When the first American Catholic diocese, Baltimore, was erected in 1789, few Catholics in the nascent American republic felt a personal bond with Pius VI. Beset by anticlerical Italian revolutionaries determined to incorporate the Papal States into a unified Italy, Pius IX (1846–1878) was the first modern pontiff who attracted popular Catholic sympathy and support. (He was also the first pope to set foot on sovereign American soil. Having fled Rome and Garibaldi's legion in 1849, Pius visited the USS Constitution, "Old Ironsides," then berthed in Gaeta harbor. Capt. John Gwinn, USN, was court-martialed for allowing the pope aboard, in tacit violation of American neutrality in Italian politics.)
The millions of Catholic immigrants who came to America between the Civil War and World War I were certainly aware of Leo XIII (who defended trade unions), Pius X (who permitted children to receive holy communion), Benedict XV (who bankrupted the Vatican helping World War I refugees and POWs) and Pius XI (a fierce critic of Nazism and communism); yet these popes were hardly popular icons. Pius XII (1939–1958) was widely venerated, but he was a remote figure who seemed to inhabit a different plane; it was thought quite remarkable that such an ethereal personality used a telephone, a typewriter and an electric razor.

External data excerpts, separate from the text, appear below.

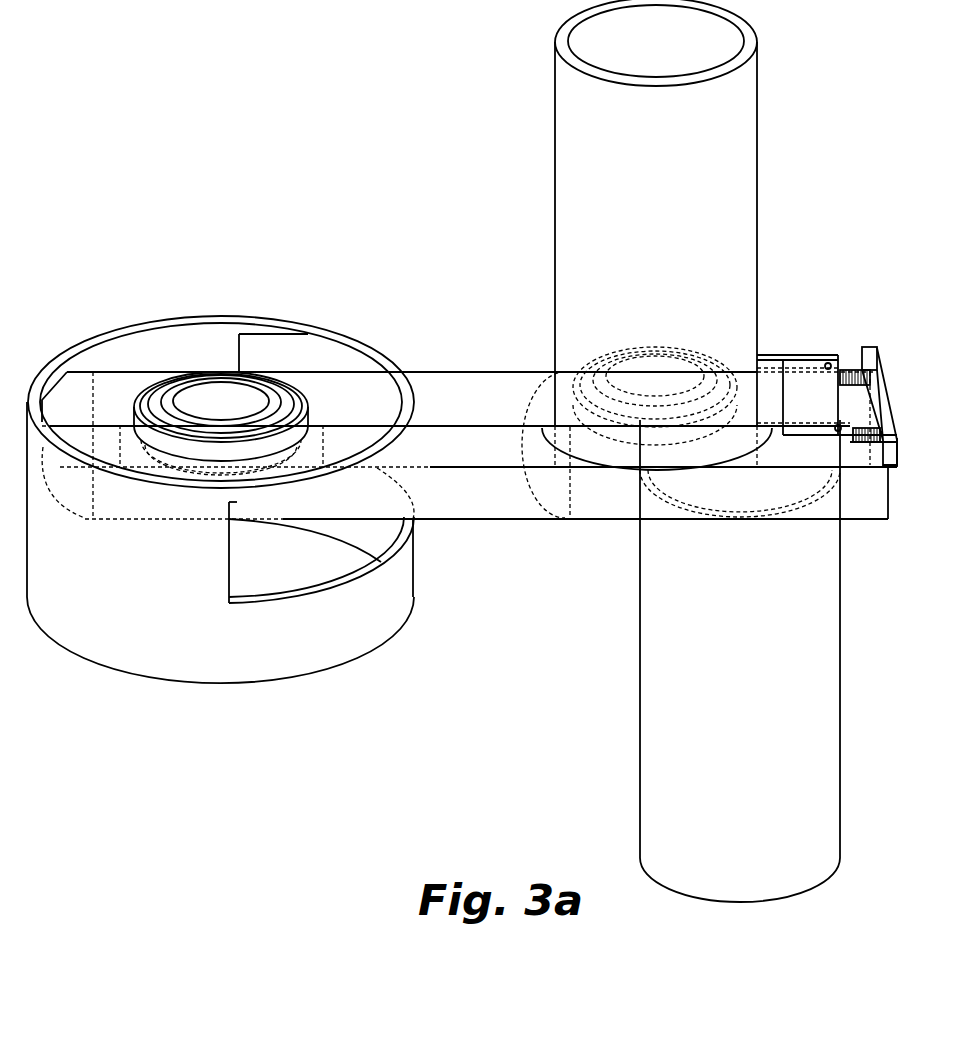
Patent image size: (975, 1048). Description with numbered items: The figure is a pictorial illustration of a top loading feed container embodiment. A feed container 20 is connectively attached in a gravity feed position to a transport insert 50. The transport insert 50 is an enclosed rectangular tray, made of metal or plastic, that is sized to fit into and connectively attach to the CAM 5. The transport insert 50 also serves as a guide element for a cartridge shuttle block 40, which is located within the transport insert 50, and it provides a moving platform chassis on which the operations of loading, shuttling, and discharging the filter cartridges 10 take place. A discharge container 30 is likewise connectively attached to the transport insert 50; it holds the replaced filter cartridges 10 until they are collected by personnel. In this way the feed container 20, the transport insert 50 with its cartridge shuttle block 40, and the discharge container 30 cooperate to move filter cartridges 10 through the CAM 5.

The CAM 5 is at (160, 600).
The filter cartridge 10 is at (244, 413).
The feed container 20 is at (675, 175).
The discharge container 30 is at (756, 594).
The cartridge shuttle block 40 is at (533, 392).
The transport insert 50 is at (466, 511).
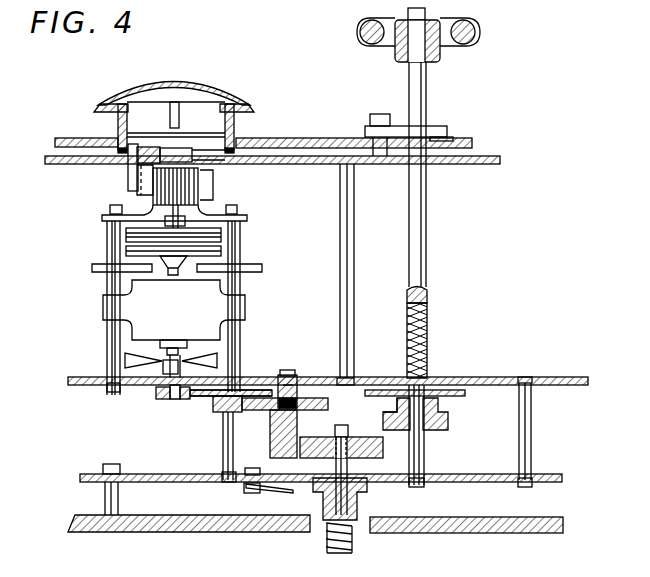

It was "Good Pope John"—now Blessed John XXIII—who sealed the bond of personal affection between the papacy and U.S. Catholics of every age and condition; when he died in June 1963 after a protracted struggle with stomach cancer, it seemed like a death in the family. The pontificate of his successor, Paul VI (1963–1978), was riddled by bitter controversies over worship, sexual morality and church governance; when Pope Paul died at Castel Gandolfo on Aug. 15, 1978, just about everyone was ready to turn a page. Paul's immediate successor, the charming John Paul I, might have been another John XXIII but died after 33 days on the job.